If you have someone on your gift list whose favorite room in the house is the garage, and who likes to repair and upgrade cars as much as drive them, how do you figure out what to get them?
The car enthusiast website AutoMD.com polled its staff and came up with a handful of good gifts for less than $100. Here they are …
1. Mechanic’s Tool Set: You can’t go wrong with a good set of hand tools. Sockets and wrenches for a home mechanic are like pots and pans to a home chef. The basic set costs between $50 and $100, depending on quality and complexity. Get a set that includes both standard and metric sizes.

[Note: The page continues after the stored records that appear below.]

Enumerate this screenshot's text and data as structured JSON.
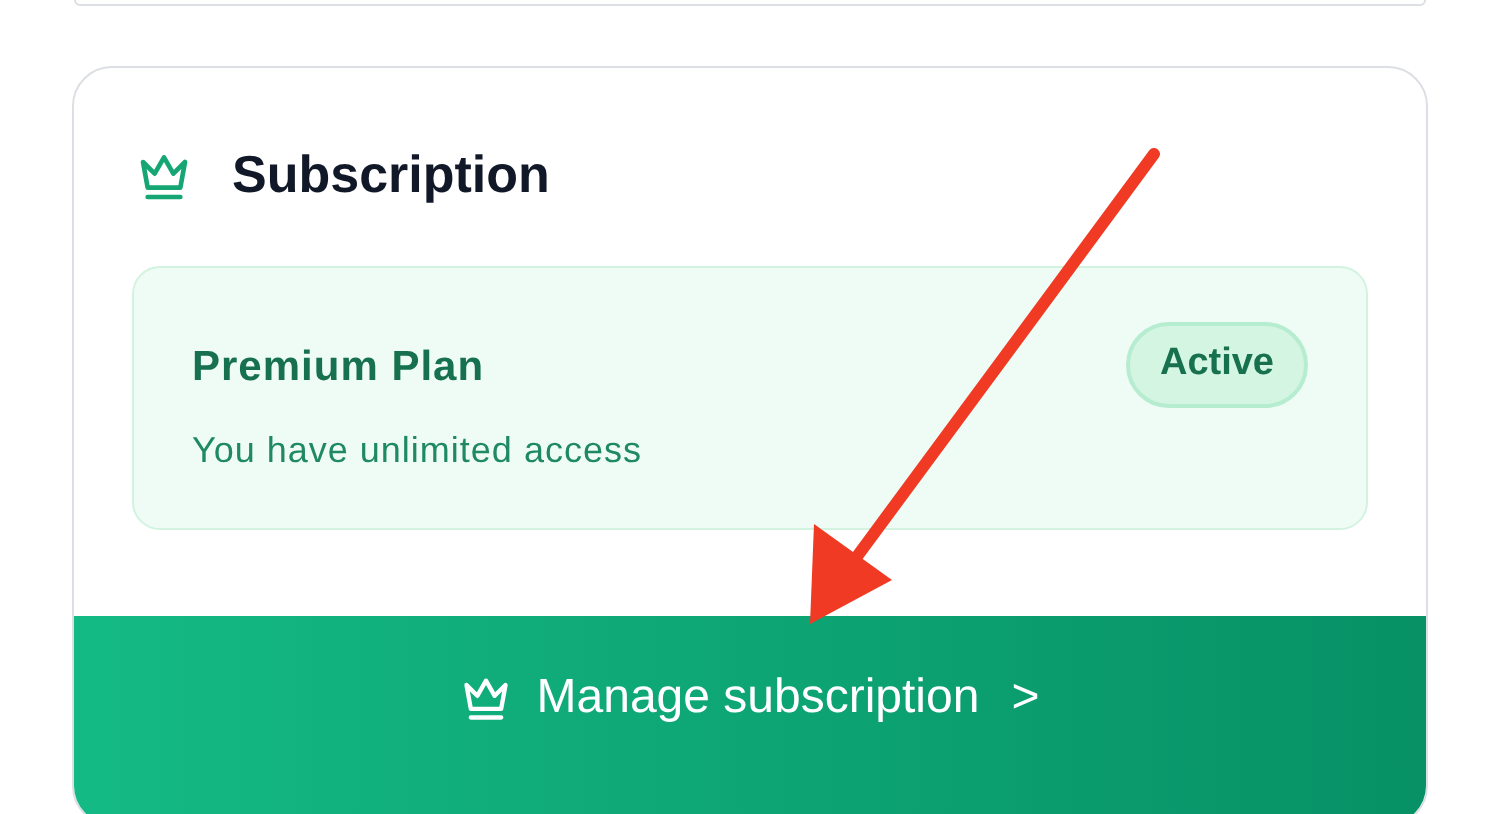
{
  "subscription": {
    "title": "Subscription",
    "plan": {
      "name": "Premium Plan",
      "status": "Active",
      "description": "You have unlimited access"
    },
    "action": {
      "label": "Manage subscription",
      "chevron": ">"
    }
  }
}
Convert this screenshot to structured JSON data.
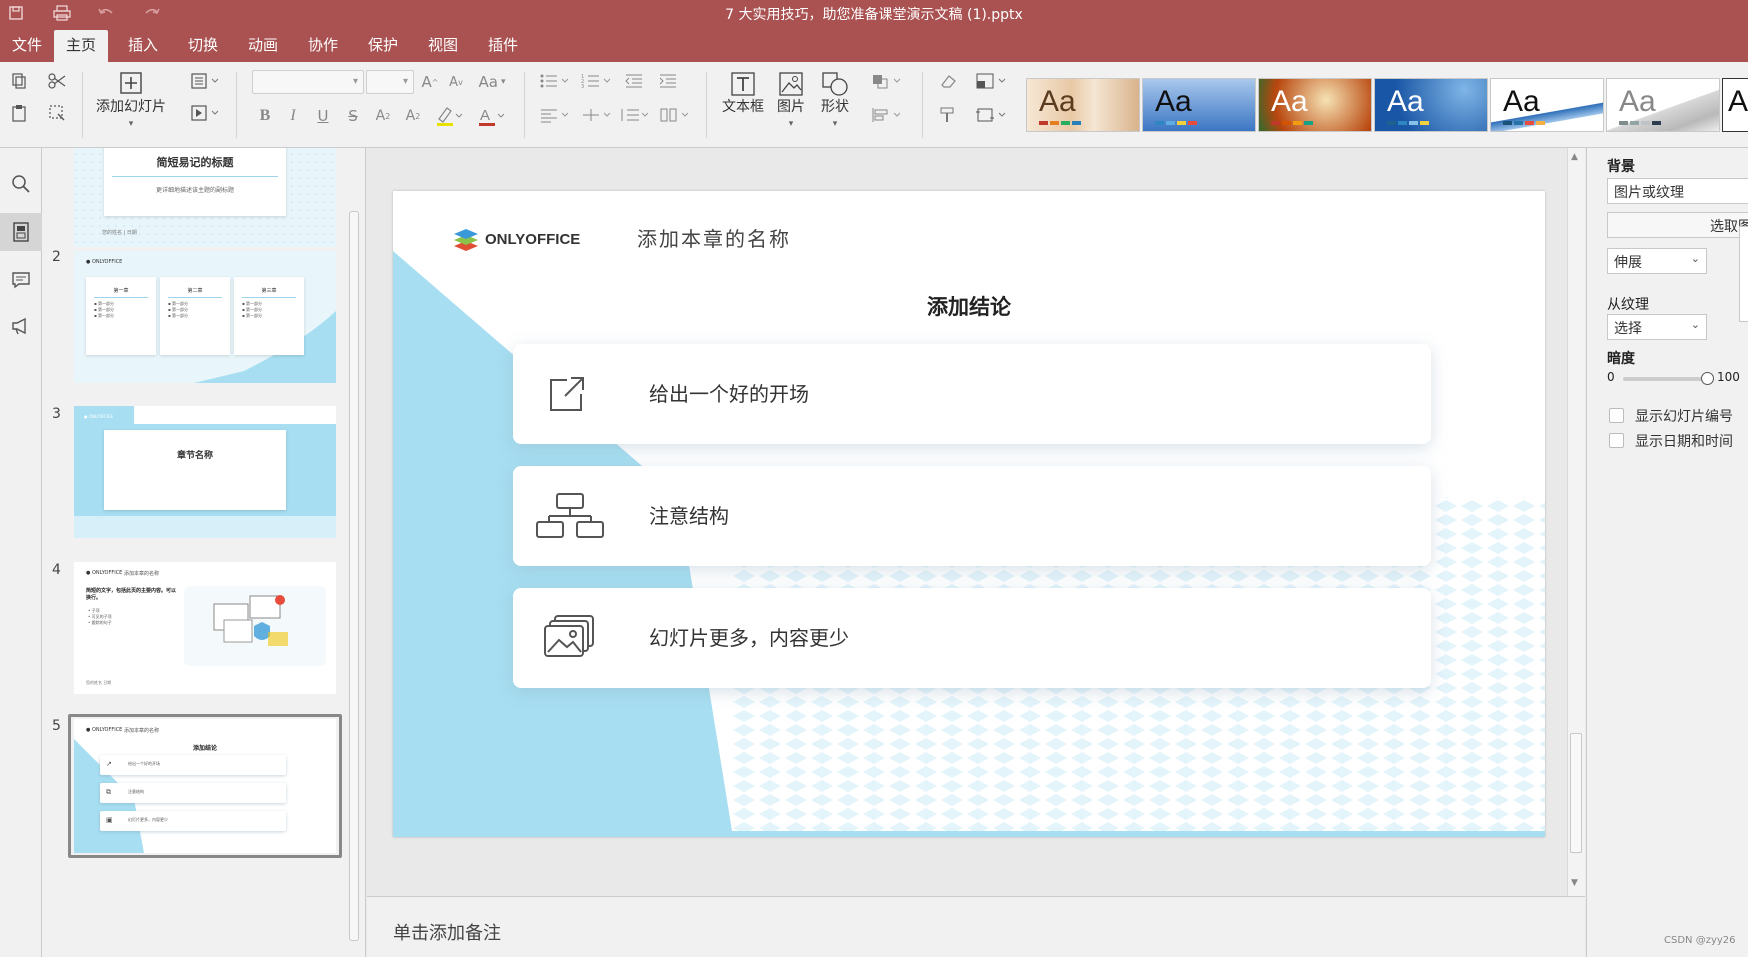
{
  "app": {
    "document_title": "7 大实用技巧，助您准备课堂演示文稿 (1).pptx",
    "accent_color": "#aa5252"
  },
  "quick_access": [
    {
      "icon": "save-icon"
    },
    {
      "icon": "print-icon"
    },
    {
      "icon": "undo-icon"
    },
    {
      "icon": "redo-icon"
    }
  ],
  "menu_tabs": [
    "文件",
    "主页",
    "插入",
    "切换",
    "动画",
    "协作",
    "保护",
    "视图",
    "插件"
  ],
  "active_tab": "主页",
  "toolbar": {
    "add_slide_label": "添加幻灯片",
    "textbox_label": "文本框",
    "image_label": "图片",
    "shape_label": "形状",
    "font_case_label": "Aa",
    "themes": [
      {
        "name": "Aa",
        "colors": [
          "#c0392b",
          "#e67e22",
          "#27ae60",
          "#2980b9"
        ]
      },
      {
        "name": "Aa",
        "colors": [
          "#2e86c1",
          "#5dade2",
          "#f4d03f",
          "#e74c3c"
        ]
      },
      {
        "name": "Aa",
        "colors": [
          "#c0392b",
          "#d35400",
          "#f39c12",
          "#16a085"
        ]
      },
      {
        "name": "Aa",
        "colors": [
          "#1f618d",
          "#2e86c1",
          "#85c1e9",
          "#f4d03f"
        ]
      },
      {
        "name": "Aa",
        "colors": [
          "#1a5276",
          "#2874a6",
          "#e74c3c",
          "#f5b041"
        ]
      },
      {
        "name": "Aa",
        "colors": [
          "#7f8c8d",
          "#95a5a6",
          "#bdc3c7",
          "#2c3e50"
        ]
      },
      {
        "name": "A",
        "colors": []
      }
    ]
  },
  "slides_panel": {
    "slides": [
      {
        "number": "",
        "title": "简短易记的标题",
        "subtitle": "更详细地描述该主题的副标题",
        "footer": "您的姓名 | 日期"
      },
      {
        "number": "2",
        "col1": "第一章",
        "col2": "第二章",
        "col3": "第三章",
        "bullet": "第一部分"
      },
      {
        "number": "3",
        "title": "章节名称"
      },
      {
        "number": "4",
        "heading": "简短的文字，包括此页的主要内容。可以换行。",
        "bullets": [
          "子项",
          "可见的子项",
          "跟踪的句子"
        ],
        "header": "添加本章的名称",
        "footer": "您的姓名 日期"
      },
      {
        "number": "5",
        "header": "添加本章的名称",
        "title": "添加结论",
        "items": [
          "给出一个好的开场",
          "注意结构",
          "幻灯片更多，内容更少"
        ]
      }
    ]
  },
  "slide": {
    "logo_text": "ONLYOFFICE",
    "chapter_name": "添加本章的名称",
    "title": "添加结论",
    "cards": [
      {
        "icon": "external-link-icon",
        "text": "给出一个好的开场"
      },
      {
        "icon": "hierarchy-icon",
        "text": "注意结构"
      },
      {
        "icon": "images-icon",
        "text": "幻灯片更多，内容更少"
      }
    ],
    "accent_color": "#a7def1"
  },
  "notes_placeholder": "单击添加备注",
  "right_panel": {
    "background_label": "背景",
    "fill_type": "图片或纹理",
    "select_image_button": "选取图片",
    "stretch_value": "伸展",
    "from_texture_label": "从纹理",
    "select_value": "选择",
    "darkness_label": "暗度",
    "darkness_min": "0",
    "darkness_max": "100",
    "darkness_value": 100,
    "show_slide_number": "显示幻灯片编号",
    "show_date_time": "显示日期和时间"
  },
  "watermark": "CSDN @zyy26"
}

2. Digital Multimeter (DMM): This is a critical diagnostic tool these days, because modern cars have computers and electronics that can be more complex than the engines. Multimeters check for voltage, current, and resistance – which is crucial to finding out which electrical part is bad and needs replacing. For example, if your car won’t start, the multimeter will tell you right away if the battery is the culprit. While there are “volt meters” on the market for as little as $30, AutoMD.com recommends digital multimeters with a “10 megohm input impedance” – which prevents the irony of damaging the sensitive electronics in your car when you try to test them.
3. OBD-2 Code Reader/Scanner: You’ve probably never heard of this device, but you’ll love what it does: It easily decodes the infamous “check engine” light on any car made after 1995. Obtaining the so-called “diagnostic trouble code” is the first step in figuring out what’s wrong with your car. But for all of its importance, it still costs less than $100. AutoMD.com mechanics recommend purchasing a model that has reset capabilities (clears the light).
4. Floor Jack and Jack Stands: Enough with the high-tech gifts. These are basic safety and convenience items. The floor jack and jack stand lift a car so it can easily be worked on – a must-have for simple repairs like replacing brake pads and changing the tires or oil. They can be had for less than $100, although AutoMD.com recommends a “low profile floor jack with a 3-ton capacity.”
5. Vehicle-Specific How-to Manual: We may live in a digital world, but car enthusiasts still need to get their greasy hands on a paper book if they’re going to fix what’s wrong. The two most popular are Haynes and Chilton Repair Manuals, and both sell specific model manuals for less than $30 each. These are complex guides that include detailed photos of certain components and electrical diagrams, plus step-by-step procedures for fixing the problem.
“Even if the aspiring home mechanic on your list wants to start with a few simple repairs and leave the complicated ones to the repair shop, any of these items should make those repair tasks easier, while potentially saving hundreds of dollars a year on the auto repair bill,” says AutoMD.com President Shane Evangelist. “And if you are looking for something for the seasoned DIYer, sneak a peek in their toolbox or garage, they might just need a new multimeter or hydraulic floor jack!”